For thirty years, cartoonist Lynn Johnston made daily additions to what would become a monumental body of work: her newspaper comic strip, For Better or For Worse. Chronicling the daily lives of the middle-class suburbanite Patterson family — Elly and John and their children, Michael, Elizabeth, and April — Johnston's strip was ground-breaking in its adherence to narrative and emotional realism, and its refusal to engage in melodrama, superpowers, or anthropomorphic animals. As the syndicated strips appeared in daily newspapers throughout the 1980s, 1990s, and the first decade of the 2000s, these characters aged with their readers, and their trials and tribulations were the same as those of their readers: the daily struggles of work, family, school, and bureaucracy.
Wildly funny and formally innovative, For Better or For Worse: The Comic Art of Lynn Johnston was published to coincide with an international touring exhibition of Lynn Johnston's work, organized by the Art Gallery of Sudbury.
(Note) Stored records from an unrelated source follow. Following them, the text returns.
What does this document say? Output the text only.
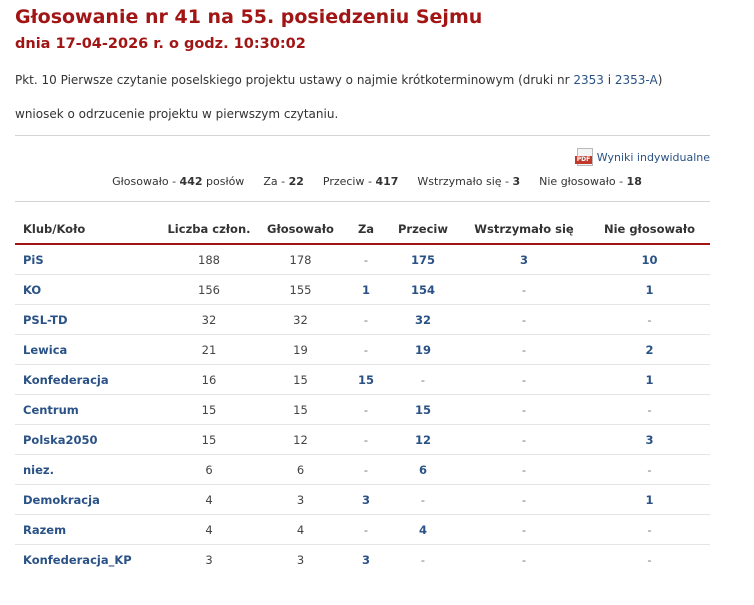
Głosowanie nr 41 na 55. posiedzeniu Sejmu
dnia 17-04-2026 r. o godz. 10:30:02
Pkt. 10 Pierwsze czytanie poselskiego projektu ustawy o najmie krótkoterminowym (druki nr 2353 i 2353-A)
wniosek o odrzucenie projektu w pierwszym czytaniu.
PDF Wyniki indywidualne
Głosowało - 442 posłów Za - 22 Przeciw - 417 Wstrzymało się - 3 Nie głosowało - 18
Klub/Koło	Liczba człon.	Głosowało	Za	Przeciw	Wstrzymało się	Nie głosowało
PiS	188	178	-	175	3	10
KO	156	155	1	154	-	1
PSL-TD	32	32	-	32	-	-
Lewica	21	19	-	19	-	2
Konfederacja	16	15	15	-	-	1
Centrum	15	15	-	15	-	-
Polska2050	15	12	-	12	-	3
niez.	6	6	-	6	-	-
Demokracja	4	3	3	-	-	1
Razem	4	4	-	4	-	-
Konfederacja_KP	3	3	3	-	-	-
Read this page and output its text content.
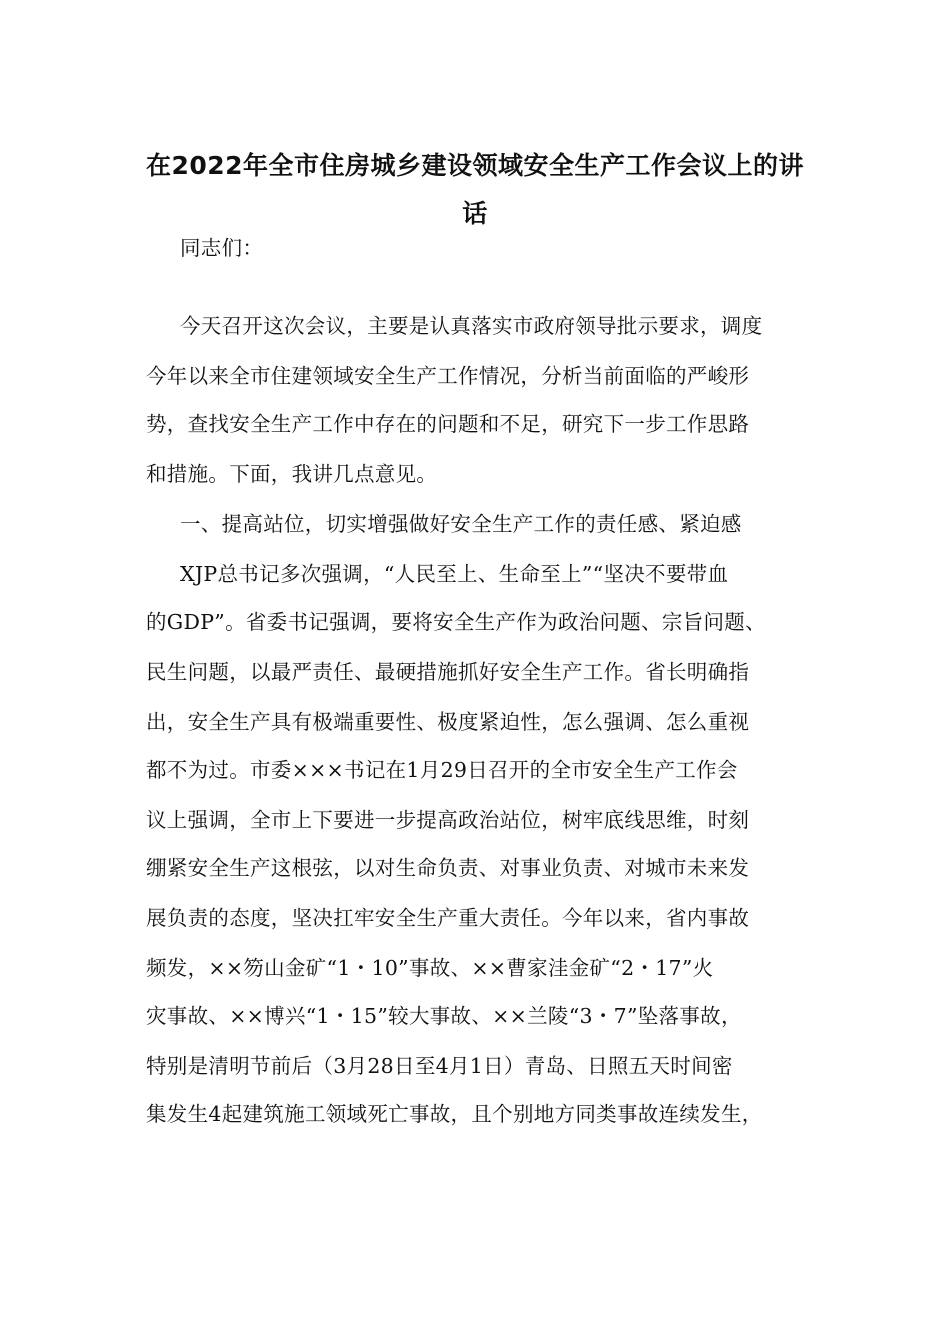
在2022年全市住房城乡建设领域安全生产工作会议上的讲
话
同志们：
今天召开这次会议，主要是认真落实市政府领导批示要求，调度
今年以来全市住建领域安全生产工作情况，分析当前面临的严峻形
势，查找安全生产工作中存在的问题和不足，研究下一步工作思路
和措施。下面，我讲几点意见。
一、提高站位，切实增强做好安全生产工作的责任感、紧迫感
XJP总书记多次强调，“人民至上、生命至上”“坚决不要带血
的GDP”。省委书记强调，要将安全生产作为政治问题、宗旨问题、
民生问题，以最严责任、最硬措施抓好安全生产工作。省长明确指
出，安全生产具有极端重要性、极度紧迫性，怎么强调、怎么重视
都不为过。市委×××书记在1月29日召开的全市安全生产工作会
议上强调，全市上下要进一步提高政治站位，树牢底线思维，时刻
绷紧安全生产这根弦，以对生命负责、对事业负责、对城市未来发
展负责的态度，坚决扛牢安全生产重大责任。今年以来，省内事故
频发，××笏山金矿“1・10”事故、××曹家洼金矿“2・17”火
灾事故、××博兴“1・15”较大事故、××兰陵“3・7”坠落事故，
特别是清明节前后（3月28日至4月1日）青岛、日照五天时间密
集发生4起建筑施工领域死亡事故，且个别地方同类事故连续发生，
The book features some of Johnston's most popular narratives, interspersed with an essay that chronicles the development of her drawing, her life, influences both personal and artistic, and the history of her wildly successful comic strip. This book also gathers together a generous selection of Lynn Johnston's daily comic strips and Sunday pages, spanning the lives of the Patterson family.
Whether readers are new to Johnston's work or old fans returning once again, they'll find this book to be a rich treasury of For Better or For Worse.